Aunque, en mi opinión, el cambio constitucional supone mucho más que un mero trueque de palabras. En este tiempo en el que muchos se conforman con titulares, y el conocimiento de los acontecimientos se basa en la superficialidad y en la velocidad, quiero defender que vale la pena profundizar en lo que significa lo conseguido por el movimiento asociativo de la discapacidad.
Hace un año conseguimos que el legislador entendiera la necesidad de aprovechar el cambio de términos que reivindica la dignidad de más de 4 millones de personas con discapacidad y sus familias para, además, introducir en el artículo 49 esta declaración de intenciones: «los poderes públicos impulsarán las políticas que garanticen la plena autonomía personal y la inclusión social de las personas con discapacidad, en entornos universalmente accesibles». Y, junto a este logro, reconocer la urgencia de atender «particularmente las necesidades específicas de las mujeres y los menores con discapacidad».
En España nos podemos enorgullecer de contar con una legislación modélica respecto a la defensa de los derechos de las personas con discapacidad y, especialmente, en lo que se refiere a aquellas normas que aluden a 400.000 personas con discapacidad intelectual y del desarrollo. En este sentido vale la pena citar las normas, aprobadas en los últimos años, que aumentan las garantías sobre derechos fundamentales como los de la accesibilidad cognitiva, el derecho al voto, la autonomía jurídica (tras la modificación del Código Civil) o la salud reproductiva, gracias a la prohibición de la esterilización forzada de mujeres con discapacidad. Por otro lado, hay que resaltar que sólo en nuestro país las administraciones públicas se han fijado por ley la obligación de reservar un 2% de sus empleos para que personas con discapacidad intelectual opten a estos empleos tras aprobar la correspondiente prueba de oposición. Y no me quiero olvidar de iniciativas colectivas que defienden su derecho a hablar con voz propia.
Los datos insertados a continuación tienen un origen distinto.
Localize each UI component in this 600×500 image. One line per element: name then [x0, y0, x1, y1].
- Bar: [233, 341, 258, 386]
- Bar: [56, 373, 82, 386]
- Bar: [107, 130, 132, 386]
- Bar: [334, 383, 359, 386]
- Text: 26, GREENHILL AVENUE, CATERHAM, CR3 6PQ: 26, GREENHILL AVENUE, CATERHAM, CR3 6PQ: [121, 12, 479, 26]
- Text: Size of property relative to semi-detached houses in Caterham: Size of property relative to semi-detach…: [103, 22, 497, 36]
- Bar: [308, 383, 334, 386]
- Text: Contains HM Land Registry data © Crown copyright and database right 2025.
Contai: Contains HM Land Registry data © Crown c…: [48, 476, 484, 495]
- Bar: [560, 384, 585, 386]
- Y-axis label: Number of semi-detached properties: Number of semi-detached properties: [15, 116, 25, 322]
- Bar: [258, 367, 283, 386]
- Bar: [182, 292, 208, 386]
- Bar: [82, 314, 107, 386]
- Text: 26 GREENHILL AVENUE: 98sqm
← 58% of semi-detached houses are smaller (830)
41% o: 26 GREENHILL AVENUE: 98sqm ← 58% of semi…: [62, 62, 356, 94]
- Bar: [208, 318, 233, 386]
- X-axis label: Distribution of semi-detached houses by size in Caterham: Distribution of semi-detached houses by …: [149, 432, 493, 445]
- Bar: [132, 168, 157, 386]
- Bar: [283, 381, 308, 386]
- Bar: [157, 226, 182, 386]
Así lo atestigua la creación en 2022 de la Plataforma Estatal de Representantes de Personas con Discapacidad Intelectual. Desde el movimiento de la discapacidad, que lidera el CERMI y que sostenemos desde organizaciones como Plena inclusión España, celebramos estos avances, aunque no nos conformamos. Y no podemos hacerlo porque el camino que lleva hasta la plena ciudadanía todavía es largo y complejo. Sólo hay que echar un vistazo a los datos de acceso al empleo o a la educación inclusiva que sitúan a estas personas en situaciones de enorme desigualdad y desprotección.
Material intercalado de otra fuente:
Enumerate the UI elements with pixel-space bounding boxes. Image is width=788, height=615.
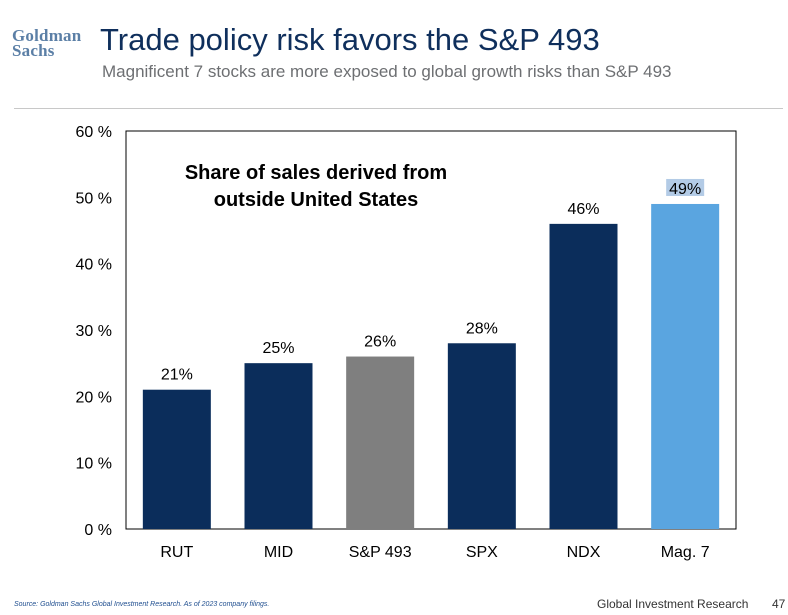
header-divider: [14, 108, 783, 109]
value-label: 25%: [262, 340, 294, 357]
x-tick-label: MID: [264, 544, 293, 561]
chart-inner-title-line-2: outside United States: [214, 189, 418, 211]
value-label: 26%: [364, 334, 396, 351]
page-title: Trade policy risk favors the S&P 493: [100, 22, 600, 57]
bar: [142, 389, 211, 529]
bar: [346, 356, 415, 529]
x-tick-label: SPX: [466, 544, 498, 561]
value-label: 28%: [466, 320, 498, 337]
x-tick-label: RUT: [160, 544, 193, 561]
value-label: 21%: [161, 367, 193, 384]
bar: [651, 203, 720, 529]
chart-inner-title-line-1: Share of sales derived from: [185, 162, 447, 184]
plot-area-frame: [125, 130, 737, 530]
y-tick-label: 50 %: [76, 190, 112, 207]
y-tick-label: 30 %: [76, 323, 112, 340]
value-label-highlight: [666, 178, 705, 196]
bar: [447, 343, 516, 529]
y-tick-label: 40 %: [76, 257, 112, 274]
page-number: 47: [772, 597, 786, 611]
x-tick-label: NDX: [567, 544, 601, 561]
logo-line-1: Goldman: [12, 26, 82, 45]
bar: [244, 363, 313, 529]
logo-line-2: Sachs: [12, 41, 55, 60]
page-subtitle: Magnificent 7 stocks are more exposed to…: [102, 62, 672, 81]
value-label: 49%: [669, 181, 701, 198]
x-tick-label: S&P 493: [349, 544, 412, 561]
footer-division: Global Investment Research: [597, 597, 749, 611]
goldman-sachs-logo: Goldman Sachs: [12, 26, 82, 60]
y-tick-label: 60 %: [76, 124, 112, 141]
source-note: Source: Goldman Sachs Global Investment …: [14, 601, 270, 608]
bar: [549, 223, 618, 529]
value-label: 46%: [567, 201, 599, 218]
y-tick-label: 20 %: [76, 389, 112, 406]
y-tick-label: 10 %: [76, 456, 112, 473]
y-tick-label: 0 %: [84, 522, 112, 539]
x-tick-label: Mag. 7: [661, 544, 710, 561]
Celebramos estos avances, aunque no nos conformamos. Y no podemos hacerlo porque el camino que lleva hasta la plena ciudadanía todavía es largo y complejo.
Asimismo, cabe reflexionar sobre el aumento de la violencia machista contra mujeres con discapacidad, o la persistencia en la exclusión de las personas con discapacidad en el acceso a la vivienda, al ocio o a la sexualidad.
Quiero ser optimista ahora que celebramos un año del hito que supuso la reforma constitucional. A las familias y a las organizaciones que apoyamos a estas personas nos sobra iniciativa y ganas de luchar. Confiamos sobre todo en ellas, en las personas con discapacidad, porque son las más implicadas en un cambio social del que son protagonistas.
No tenemos dudas sobre la necesidad de una nueva mirada sobre los cuidados, así como sobre la dignificación de las condiciones laborales de las y los profesionales que están a su lado. Y en esa tarea pedimos a las administraciones públicas que entiendan la urgencia de dotar con recursos suficientes a quienes garantizamos la calidad de cuidados.
Termino con el mismo espíritu esperanzado de quienes fundaron nuestro movimiento asociativo, hace 61 años, que empezó por el empuje de un puñado de familias de personas con discapacidad intelectual. Estos pioneros acuñaron una frase que me gusta repetir: Lo difícil ya está hecho, lo imposible se hará«.